First of all, Dave, your premise is flawed. The gay-marriage issue is not about redefining the word; it's about stopping government from treating individuals differently depending on whether the person with whom they wish to join in romantic union is of the same or the opposite gender.
And that's exactly what our government does. By being in the marriage business (and let's not kid ourselves: in our society, governmental recognition of romantic unions carries far more practical weight than does that of any religious sect) and withholding marriage from gay couples, the government is denying equal legal treatment to the LGBT community.

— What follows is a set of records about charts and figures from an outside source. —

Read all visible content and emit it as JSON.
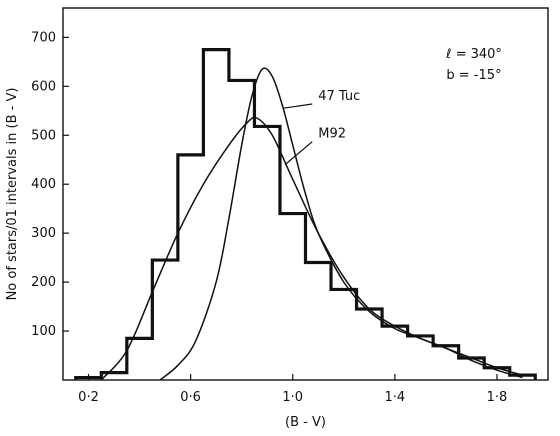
{
  "chart_data": {
    "type": "line",
    "xlabel": "(B - V)",
    "ylabel": "No of stars/01 intervals in (B - V)",
    "xlim": [
      0.1,
      2.0
    ],
    "ylim": [
      0,
      760
    ],
    "x_ticks": [
      {
        "value": 0.2,
        "label": "0·2"
      },
      {
        "value": 0.6,
        "label": "0·6"
      },
      {
        "value": 1.0,
        "label": "1·0"
      },
      {
        "value": 1.4,
        "label": "1·4"
      },
      {
        "value": 1.8,
        "label": "1·8"
      }
    ],
    "y_ticks": [
      {
        "value": 100,
        "label": "100"
      },
      {
        "value": 200,
        "label": "200"
      },
      {
        "value": 300,
        "label": "300"
      },
      {
        "value": 400,
        "label": "400"
      },
      {
        "value": 500,
        "label": "500"
      },
      {
        "value": 600,
        "label": "600"
      },
      {
        "value": 700,
        "label": "700"
      }
    ],
    "annotations": [
      {
        "text": "ℓ = 340°"
      },
      {
        "text": "b = -15°"
      }
    ],
    "histogram": {
      "bin_edges": [
        0.15,
        0.25,
        0.35,
        0.45,
        0.55,
        0.65,
        0.75,
        0.85,
        0.95,
        1.05,
        1.15,
        1.25,
        1.35,
        1.45,
        1.55,
        1.65,
        1.75,
        1.85,
        1.95
      ],
      "values": [
        5,
        15,
        85,
        245,
        460,
        675,
        612,
        518,
        340,
        240,
        185,
        145,
        110,
        90,
        70,
        45,
        25,
        10
      ]
    },
    "series": [
      {
        "name": "47 Tuc",
        "x": [
          0.48,
          0.55,
          0.62,
          0.7,
          0.75,
          0.8,
          0.84,
          0.88,
          0.92,
          0.96,
          1.0,
          1.05,
          1.1,
          1.2,
          1.3,
          1.4,
          1.5,
          1.6,
          1.7,
          1.8,
          1.9
        ],
        "y": [
          0,
          30,
          80,
          200,
          330,
          480,
          580,
          635,
          620,
          560,
          480,
          380,
          300,
          200,
          140,
          105,
          85,
          65,
          45,
          25,
          10
        ]
      },
      {
        "name": "M92",
        "x": [
          0.25,
          0.35,
          0.45,
          0.55,
          0.65,
          0.75,
          0.82,
          0.86,
          0.92,
          1.0,
          1.1,
          1.2,
          1.3,
          1.4,
          1.5,
          1.6,
          1.7,
          1.8,
          1.9
        ],
        "y": [
          0,
          60,
          180,
          300,
          400,
          480,
          525,
          535,
          500,
          410,
          300,
          210,
          145,
          110,
          85,
          65,
          40,
          20,
          5
        ]
      }
    ]
  }
}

Dave, when you say, "It seems to me that the fight ought to be focused on rights rather than on what word to use," both I and the LGBT community couldn't agree with you more. In fact, that's exactly what the fight is about. It's the only thing that the fight is about. We don't care whether (e.g.) the Pope sanctifies same-sex unions as "marriages"; we ask only that our government stop discriminating against them.
In other words, if marriage did not have the force of law, the gay-marriage issue would be a non-issue. But marriage does have the force of law. Maybe it shouldn't, but that ship has sailed. And since it does, equal treatment under the law must be made to mean equal treatment under the law, not "Group A gets designation M and the rights that go with it, but Group B does not."
Dave, whether or not Long Beach is gayer than you think, they're here (and always have been), they're damn well not going to act ashamed, and they demand equal rights. And that's just the way it should be.
If there's a catchy slogan that links these points together, I haven't heard it. But if you head down to Ocean Boulevard Sunday morning, you just might.